Please advise. Thank you!
You are filling out a W-4, not a W-2.
If you graduated in May, then you were probably a full time student for the first five months of the year. If you have not already moved out, then you probably lived with your mother for more than 1/2 of the year (including both any time that you were actually with her and any time that your permanent residence was her house but you were absent for school). Therefore, if you alone provided less than 1/2 of your own support for the year, she probably can claim you. If she alone provided more than 1/2 of your own support for the year, then she almost definitely can claim you.
Claim 1 for now.
However, for 2010, since you will no longer be a full time student, and are expecting to live with her less than 1/2 of the year, she will probably not be able to claim you. Switch your W-4 from 1 to 2 in January.

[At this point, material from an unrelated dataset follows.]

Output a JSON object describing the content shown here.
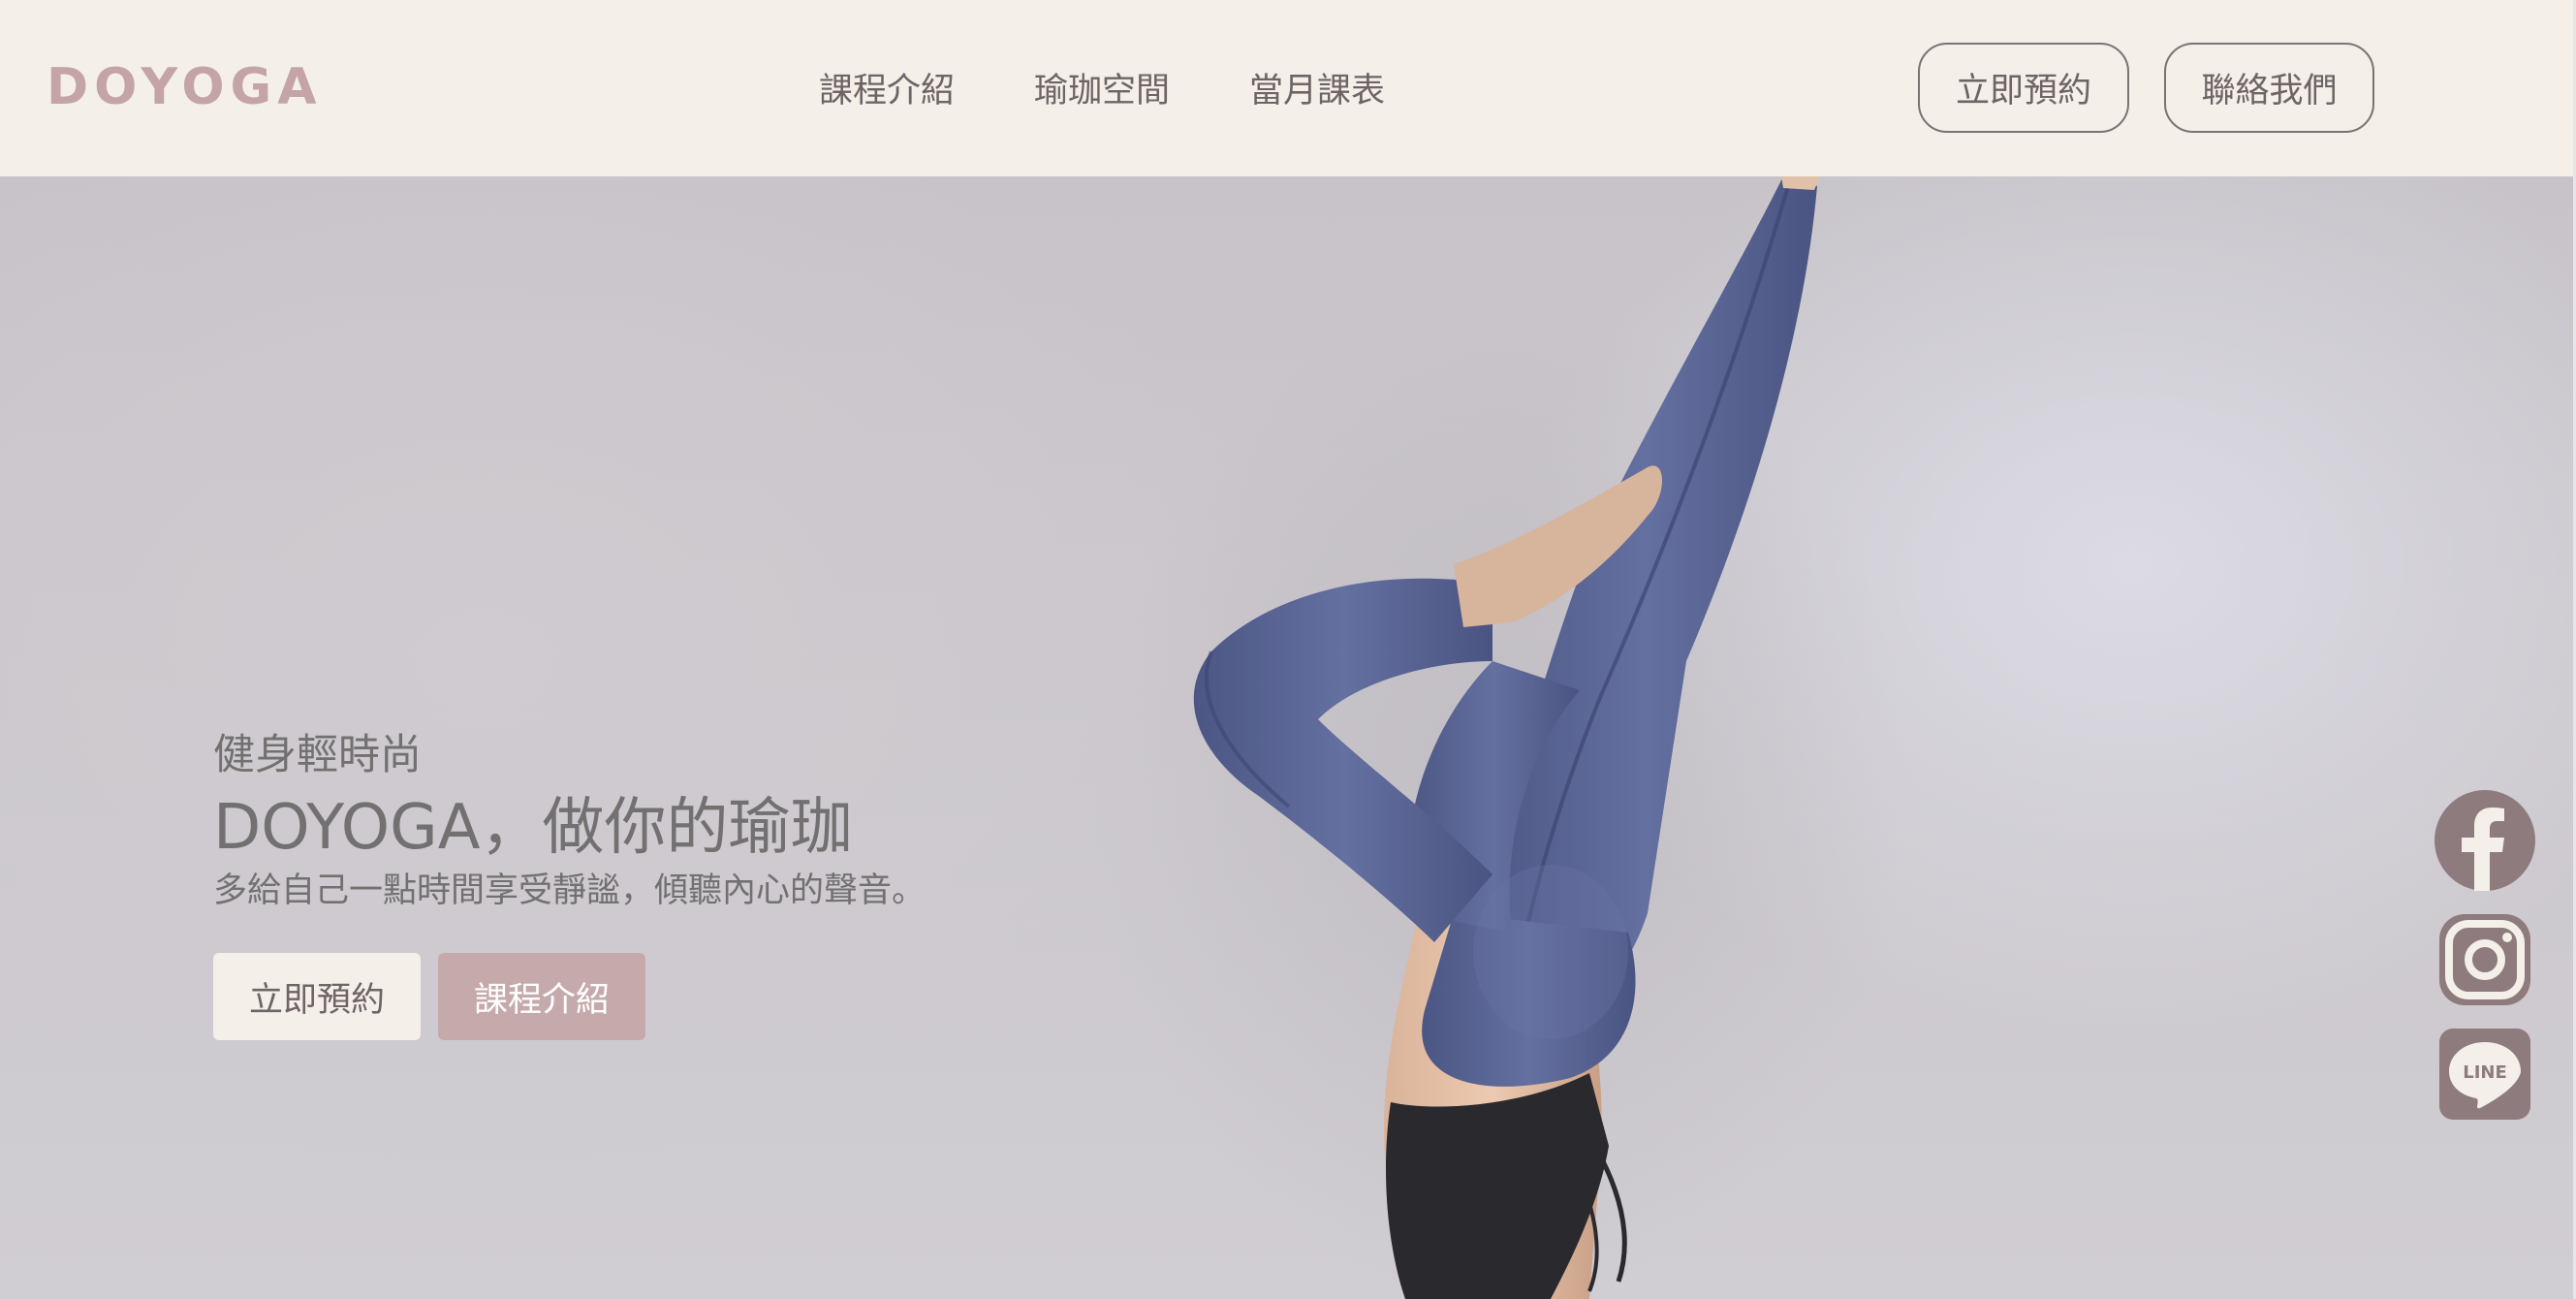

Very unlikely this year, since with that kind of income you are most likely providing over half of your own support.
you make 50 K? omg no, your mother cannot claim you
your W-4 can be completed as single, 2
and you will file your 1040 as single
Short answer, NO, there's no way the IRS would let your mother claim you if you make $50k.
Your W-4 sounds correct. 1 for yourself since nobody else can claim you, and 1 for having only 1 job. Total, 2 allowances. You should expect to get a small refund or possibly owe a nominal amount at tax time. If you want a little more buffer to ensure that you don't owe, you could claim 1 and not see a big difference in your take home pay.
The long answer is that it would still be possible for your mother to claim you if you meet all the criteria. Since you're under 24 and you were a full time student for some part of 5 calendar months (Jan-May) you meet the age test for a qualifying child. The big hurdle is the support test. The support test for a qualifying child is that the child cannot have provided over half of their own support. Technically, if you could prove that your $50k income was less than half of your cost of living for the year, and your mother provided the rest of your cost of living, you could pass this test and be her dependent. But the IRS is never going to believe that a person making $50k is not providing half of their own support, so you'd have auditors all over you if she tried to claim you.